A vitória do "sim" radical sobre o moderado é o
exemplo acabado de que a revolução acaba sempre por
engolir os seus filhos
Tantas vezes os defensores do sim repetiram que o
que estava em causa não era o aborto livre a pedido
da mulher que acabaram por convencer a maioria dos
eleitores que foram votar. Foi aliás a ideia de que
o aborto era um mal, que se combatia melhor no
Serviço Nacional de Saúde do que no circuito do
aborto clandestino, que levou a considerar a defesa
do sim mais moderada do que em 1998, já que agora se
reconhecia a existência de uma vida intra-uterina
diversa da da mãe, razão pela qual também os
defensores do sim se afirmavam contra o aborto,
mesmo legal, pretendendo evitá-lo, ainda que não
através da criminalização.
A este propósito era sempre citado pelos defensores
do sim o modelo alemão, como um bom exemplo a
seguir, sendo que o que consta no nº 219 n.º1 do
Código Penal alemão é que, o aconselhamento serve a
protecção da vida que está por nascer.
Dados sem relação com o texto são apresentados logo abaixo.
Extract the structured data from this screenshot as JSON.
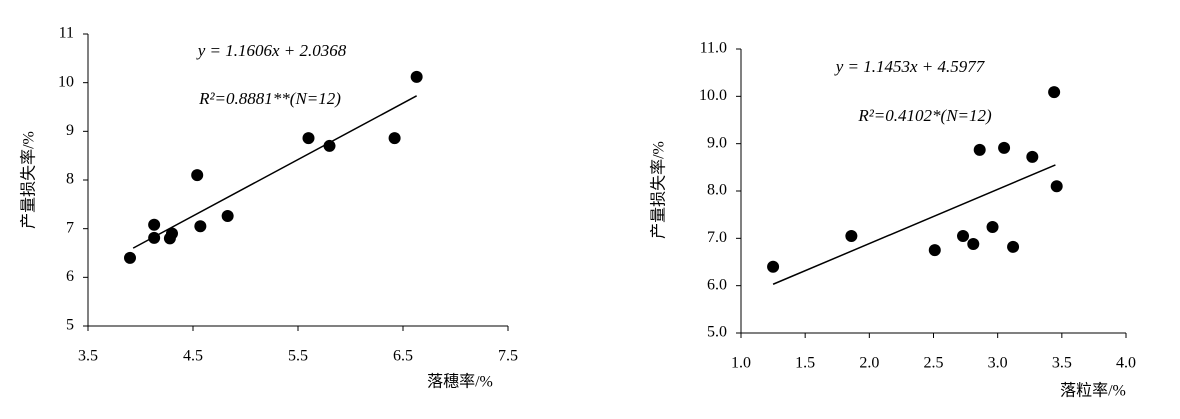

Deve
orientar-se pelo esforço de encorajar a mulher a
prosseguir a gravidez e de lhe abrir perspectivas
para uma vida com a criança. Deve ajudá-la a tomar
uma decisão responsável e em consciência. A mulher
deve ter a consciência de que o feto, em cada uma
das fases de gravidez, também tem o direito próprio
à vida e que, por isso, de acordo com o sistema
legal, uma interrupção da gravidez apenas pode ser
considerada em situações de excepção, quando a
mulher fica sujeita a um sacrifício que pelo
nascimento da criança é agravado e se torna tão
pesado e extraordinário que ultrapassa o limite do
que se lhe pode exigir.
A verdade é que, até à vitória do sim, não se ouviu
uma voz, uma só, a dizer que o aconselhamento prévio
obrigatório era humilhante para a mulher ou que a
tentativa de a dissuadir a praticar um aborto fosse
estigmatizante. Bem pelo contrário. O coro estava
bem afinado e cantou a uma só voz a música
previamente ensaiada. O aborto não é livre, o aborto
não é um direito, o aborto é um mal foi o refrão
repetido e trauteado um pouco por todo o país.
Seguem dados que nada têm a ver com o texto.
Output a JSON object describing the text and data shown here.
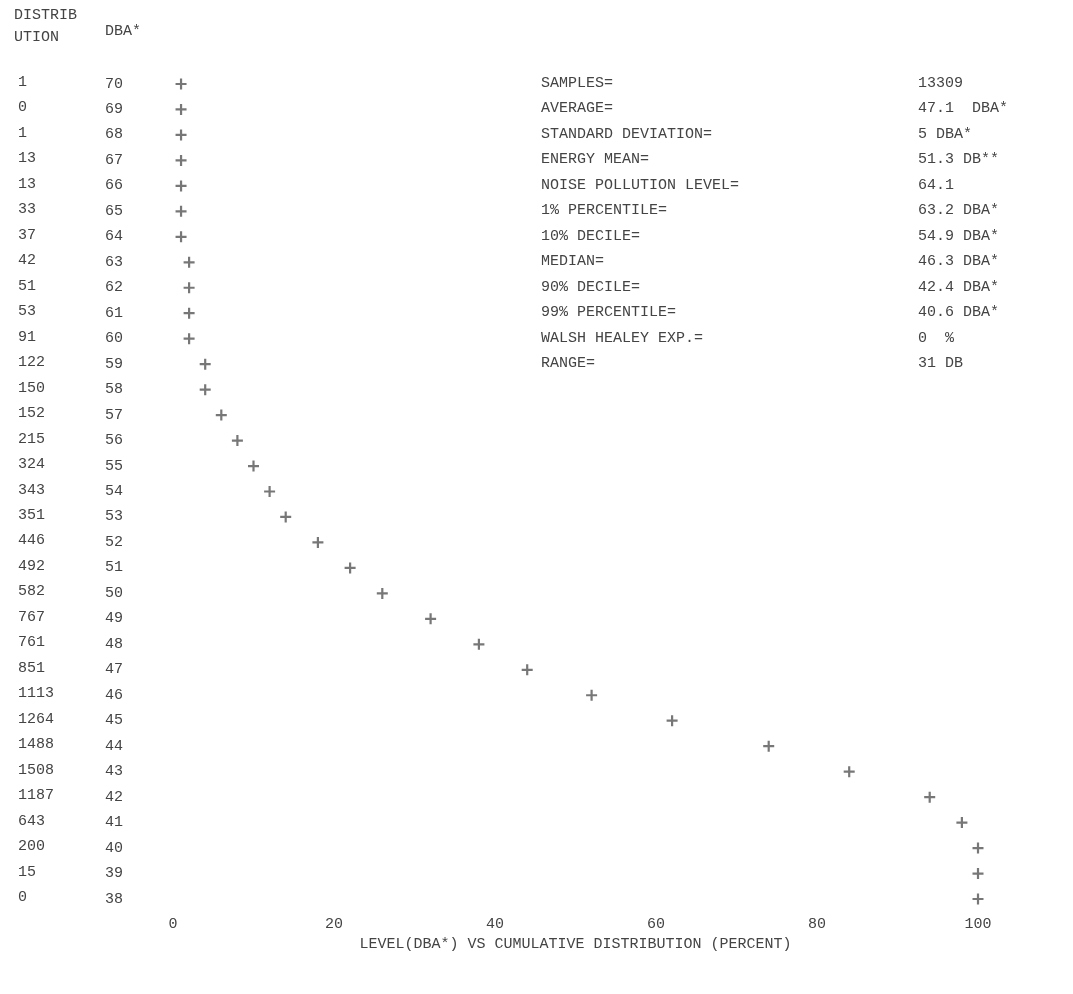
{
  "chart_data": {
    "type": "scatter",
    "xlabel": "LEVEL(DBA*) VS CUMULATIVE DISTRIBUTION (PERCENT)",
    "ylabel": "DBA*",
    "x": [
      1,
      1,
      1,
      1,
      1,
      1,
      1,
      2,
      2,
      2,
      2,
      4,
      4,
      6,
      8,
      10,
      12,
      14,
      18,
      22,
      26,
      32,
      38,
      44,
      52,
      62,
      74,
      84,
      94,
      98,
      100,
      100,
      100
    ],
    "series": [
      {
        "color": "#555555",
        "values": [
          70,
          69,
          68,
          67,
          66,
          65,
          64,
          63,
          62,
          61,
          60,
          59,
          58,
          57,
          56,
          55,
          54,
          53,
          52,
          51,
          50,
          49,
          48,
          47,
          46,
          45,
          44,
          43,
          42,
          41,
          40,
          39,
          38
        ]
      }
    ],
    "xlim": [
      0,
      100
    ],
    "xticks": [
      0,
      20,
      40,
      60,
      80,
      100
    ],
    "ylim": [
      38,
      70
    ],
    "yticks": [
      38,
      39,
      40,
      41,
      42,
      43,
      44,
      45,
      46,
      47,
      48,
      49,
      50,
      51,
      52,
      53,
      54,
      55,
      56,
      57,
      58,
      59,
      60,
      61,
      62,
      63,
      64,
      65,
      66,
      67,
      68,
      69,
      70
    ],
    "annotations": [
      "DISTRIB\nUTION",
      "1",
      "0",
      "1",
      "13",
      "13",
      "33",
      "37",
      "42",
      "51",
      "53",
      "91",
      "122",
      "150",
      "152",
      "215",
      "324",
      "343",
      "351",
      "446",
      "492",
      "582",
      "767",
      "761",
      "851",
      "1113",
      "1264",
      "1488",
      "1508",
      "1187",
      "643",
      "200",
      "15",
      "0",
      "SAMPLES=\t13309",
      "AVERAGE=\t47.1  DBA*",
      "STANDARD DEVIATION=\t5 DBA*",
      "ENERGY MEAN=\t51.3 DB**",
      "NOISE POLLUTION LEVEL=\t64.1",
      "1% PERCENTILE=\t63.2 DBA*",
      "10% DECILE=\t54.9 DBA*",
      "MEDIAN=\t46.3 DBA*",
      "90% DECILE=\t42.4 DBA*",
      "99% PERCENTILE=\t40.6 DBA*",
      "WALSH HEALEY EXP.=\t0  %",
      "RANGE=\t31 DB"
    ],
    "marker": "cross",
    "grid": false
  }
}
Onde estão agora esses tenores? Onde estão esses
protagonistas do sim moderado? Ou, outras palavras,
onde estava Alberto Martins? É inquietante verificar
como a vitória do sim levou a que logo começassem a
cair as máscaras dos que se tinham fingido
moderados, iniciando-se a campanha de "trotskização"
dos verdadeiros moderados, que nunca mais
apareceram. Dão-se alvíssaras a quem encontrar, nos
dias que correm, os protagonistas do sim moderado,
de Maria de Belém a Oliveira e Silva.
Afinal o aborto tem mesmo de ser livre, para não se
desrespeitarem os resultados do referendo, dizem
agora os que andaram calados durante a campanha.
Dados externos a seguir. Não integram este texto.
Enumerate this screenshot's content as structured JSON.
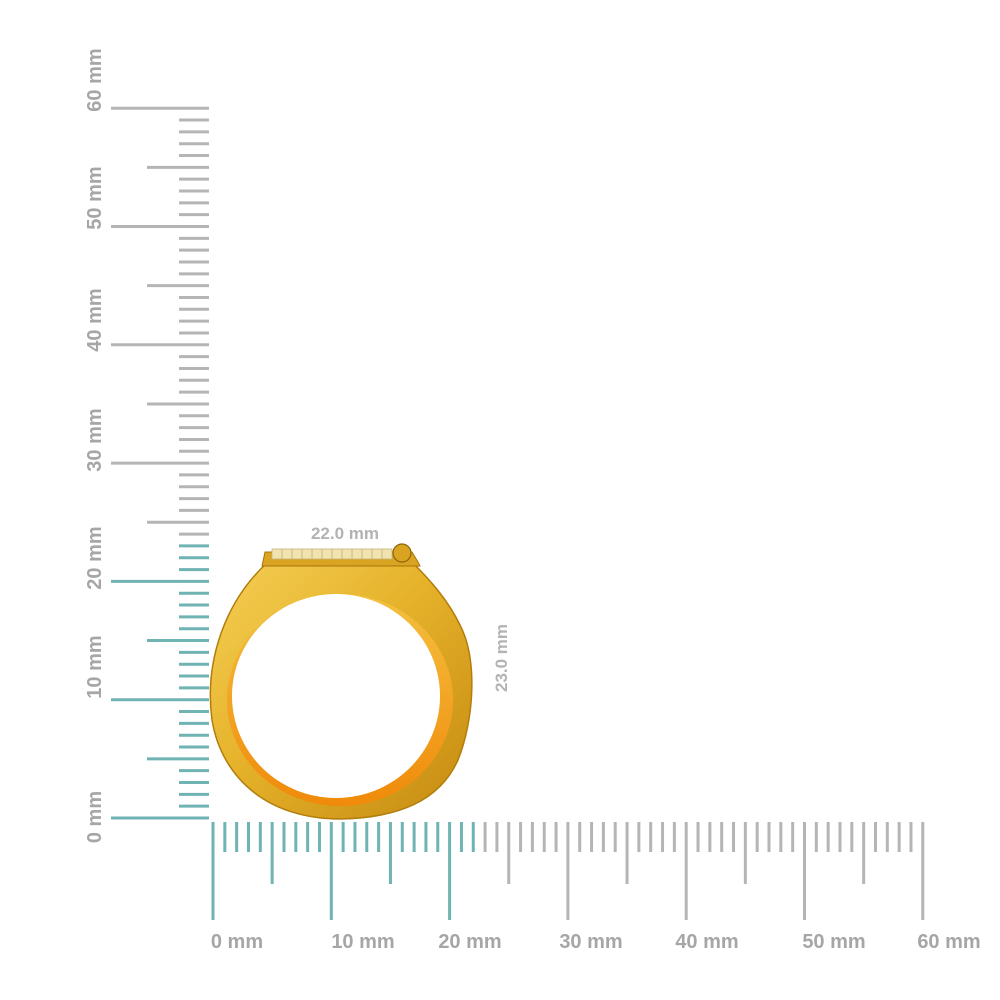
{
  "scale": {
    "unit": "mm",
    "horizontal_labels": [
      "0 mm",
      "10 mm",
      "20 mm",
      "30 mm",
      "40 mm",
      "50 mm",
      "60 mm"
    ],
    "vertical_labels": [
      "0 mm",
      "10 mm",
      "20 mm",
      "30 mm",
      "40 mm",
      "50 mm",
      "60 mm"
    ],
    "highlight_mm": {
      "horizontal": 22,
      "vertical": 23
    },
    "colors": {
      "tick": "#b5b5b5",
      "highlight": "#6fb3b3",
      "label": "#a6a6a6"
    }
  },
  "ring": {
    "width_label": "22.0 mm",
    "height_label": "23.0 mm",
    "width_mm": 22.0,
    "height_mm": 23.0,
    "colors": {
      "gold": "#e6b22a",
      "gold_dark": "#c98d13",
      "gold_inner": "#f2a114",
      "setting": "#f3e6b8"
    }
  }
}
Afinal o aconselhamento tem de ser facultativo,
neutro e não directivo, não podendo ter por
objectivo tentar demover a mulher que queira fazer
um aborto. Afinal o aborto é mesmo um direito da
mulher que não pode ser condicionada de forma
nenhuma, dizem os que o negavam ontem. Só não se
percebe porque é que o próprio período de reflexão
não é também facultativo, para não estigmatizar a
mulher face aos actos médicos não sujeitos a tal
retardamento.
É preciso dizer que o que se está a passar assume os
contornos de uma autêntica burla política, sobretudo
para os que acreditaram no que lhes foi dito vezes
sem conta e acabaram por votar sim. É que para os
defensores do não qualquer lei que venha a ser
aprovada e que permita à mulher decidir livremente
sobre a vida do feto será sempre uma má lei, estando
em causa apenas (e não é pouco) procurar o mal
menor. São, pelo contrário, os defensores do sim
moderado, agora amordaçados ou sequestrados, os
verdadeiros enganados nesta história.
A vitória do sim radical sobre o sim moderado é o
exemplo acabado de que "a revolução acaba sempre por
engolir os seus filhos". À frente vão os românticos,
os ingénuos, os bem-intencionados, os compreensivos,
os verdadeiros e os puros. Depois, aparecem os
poderosos, os calculistas, os falsos e os
dissimulados. Terá de ser sempre assim?